Triathletes, you’ve chosen a hobby that just so happens to be great for knotting muscles, stiffening calves and causing all sorts of confusing aches and pains and agonizingly tight muscles. Just as fitting in the appropriate mileage each week is important, so is maintaining the parts of the body that you put so much strain on. That’s when it’s time to kick off the shoes and pick up the roller. Have problems in the glutes, calves, or IT band? The Trigger Point performance therapy kit comes ready to work out all the triathlete’s sore spots.
This mini roller is about the size of a handheld weight. It’s designed to work out muscle problems in the lower legs. Use it on calf, feet or soleus muscles (near the shin). To use this one properly, rest in on top of the block that is comes with so the leg can be elevated and the foot relaxed. Apply pressure either with the hands or the opposite leg.
Larger muscle groups cause major problems when they tighten up and get stiff. Roll out those knots on a regular basis to keep the runs feeling smooth. The Quadballer is made to target larger problem areas like the glutes, quads, hamstrings and IT band. This little tool is going to be more useful than your basic foam roller because its firmer build means it can apply more pressure to get muscles feeling limber again.

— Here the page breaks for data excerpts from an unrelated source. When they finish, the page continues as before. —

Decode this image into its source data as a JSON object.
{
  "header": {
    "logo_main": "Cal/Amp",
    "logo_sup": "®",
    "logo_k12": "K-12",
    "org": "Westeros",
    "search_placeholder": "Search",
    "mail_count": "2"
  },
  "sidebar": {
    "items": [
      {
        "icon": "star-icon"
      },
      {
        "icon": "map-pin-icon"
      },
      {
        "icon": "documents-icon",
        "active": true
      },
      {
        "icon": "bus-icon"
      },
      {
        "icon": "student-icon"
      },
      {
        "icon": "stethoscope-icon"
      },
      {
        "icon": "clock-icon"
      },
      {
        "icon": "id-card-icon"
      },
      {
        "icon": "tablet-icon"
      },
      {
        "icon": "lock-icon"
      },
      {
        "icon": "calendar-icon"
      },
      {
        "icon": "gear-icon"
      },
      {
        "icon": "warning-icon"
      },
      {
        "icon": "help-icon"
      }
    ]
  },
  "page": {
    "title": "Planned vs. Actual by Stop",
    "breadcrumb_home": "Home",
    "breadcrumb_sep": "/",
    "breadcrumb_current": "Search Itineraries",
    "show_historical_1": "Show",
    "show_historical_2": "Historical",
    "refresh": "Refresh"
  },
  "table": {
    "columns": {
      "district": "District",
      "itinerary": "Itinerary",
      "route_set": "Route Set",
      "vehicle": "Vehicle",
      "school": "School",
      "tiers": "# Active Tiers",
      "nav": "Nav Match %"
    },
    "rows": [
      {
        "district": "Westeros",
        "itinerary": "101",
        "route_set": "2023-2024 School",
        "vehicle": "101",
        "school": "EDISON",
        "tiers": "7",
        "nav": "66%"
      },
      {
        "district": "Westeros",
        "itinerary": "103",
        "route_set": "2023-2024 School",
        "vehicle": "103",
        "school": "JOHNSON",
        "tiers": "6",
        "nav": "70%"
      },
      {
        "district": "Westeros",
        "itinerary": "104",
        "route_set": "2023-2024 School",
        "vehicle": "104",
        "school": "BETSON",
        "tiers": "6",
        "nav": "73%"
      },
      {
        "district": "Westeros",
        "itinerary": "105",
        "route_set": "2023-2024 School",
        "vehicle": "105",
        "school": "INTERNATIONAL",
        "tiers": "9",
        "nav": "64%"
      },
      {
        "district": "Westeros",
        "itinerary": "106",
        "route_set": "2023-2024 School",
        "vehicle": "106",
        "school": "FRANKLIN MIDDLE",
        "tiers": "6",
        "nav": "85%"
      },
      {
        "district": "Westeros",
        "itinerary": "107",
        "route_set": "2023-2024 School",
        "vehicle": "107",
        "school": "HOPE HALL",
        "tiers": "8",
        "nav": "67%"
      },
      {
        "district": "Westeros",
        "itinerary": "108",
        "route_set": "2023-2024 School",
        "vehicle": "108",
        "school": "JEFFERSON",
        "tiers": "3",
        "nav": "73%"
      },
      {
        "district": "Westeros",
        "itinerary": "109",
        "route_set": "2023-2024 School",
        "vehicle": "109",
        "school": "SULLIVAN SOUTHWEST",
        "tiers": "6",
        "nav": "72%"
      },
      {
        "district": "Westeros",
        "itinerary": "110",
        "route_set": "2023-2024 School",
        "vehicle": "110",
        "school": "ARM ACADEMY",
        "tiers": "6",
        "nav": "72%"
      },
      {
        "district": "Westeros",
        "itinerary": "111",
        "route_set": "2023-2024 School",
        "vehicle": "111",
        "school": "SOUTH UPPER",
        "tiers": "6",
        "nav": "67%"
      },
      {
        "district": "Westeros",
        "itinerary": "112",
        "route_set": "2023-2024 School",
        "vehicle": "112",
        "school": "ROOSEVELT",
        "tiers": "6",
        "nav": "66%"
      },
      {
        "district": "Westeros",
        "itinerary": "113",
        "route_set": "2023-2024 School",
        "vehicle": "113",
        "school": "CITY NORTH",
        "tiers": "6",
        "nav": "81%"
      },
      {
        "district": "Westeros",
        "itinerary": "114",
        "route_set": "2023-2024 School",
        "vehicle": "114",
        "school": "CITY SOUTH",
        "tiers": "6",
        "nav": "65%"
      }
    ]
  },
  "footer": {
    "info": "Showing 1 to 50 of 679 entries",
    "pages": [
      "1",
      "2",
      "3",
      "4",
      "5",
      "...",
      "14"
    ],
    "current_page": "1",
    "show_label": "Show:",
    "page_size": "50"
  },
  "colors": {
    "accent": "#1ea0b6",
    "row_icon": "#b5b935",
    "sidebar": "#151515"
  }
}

Every triathlete needs to have a massage ball at the ready. This ball is more dense than your muscles meaning that it can really get into the trouble spots and apply pressure to break up the most stubborn of knots. Use it on any aching muscle or hard-to-reach spot. Typically, a triathlete might reach for this to smooth out issues with the calves, hips, shoulders, or upper back. To get the best results, the ball has to be still against a wall or floor with lots of pressure applied. To get an extra massage, move it slowly from side to side or in a circular motion.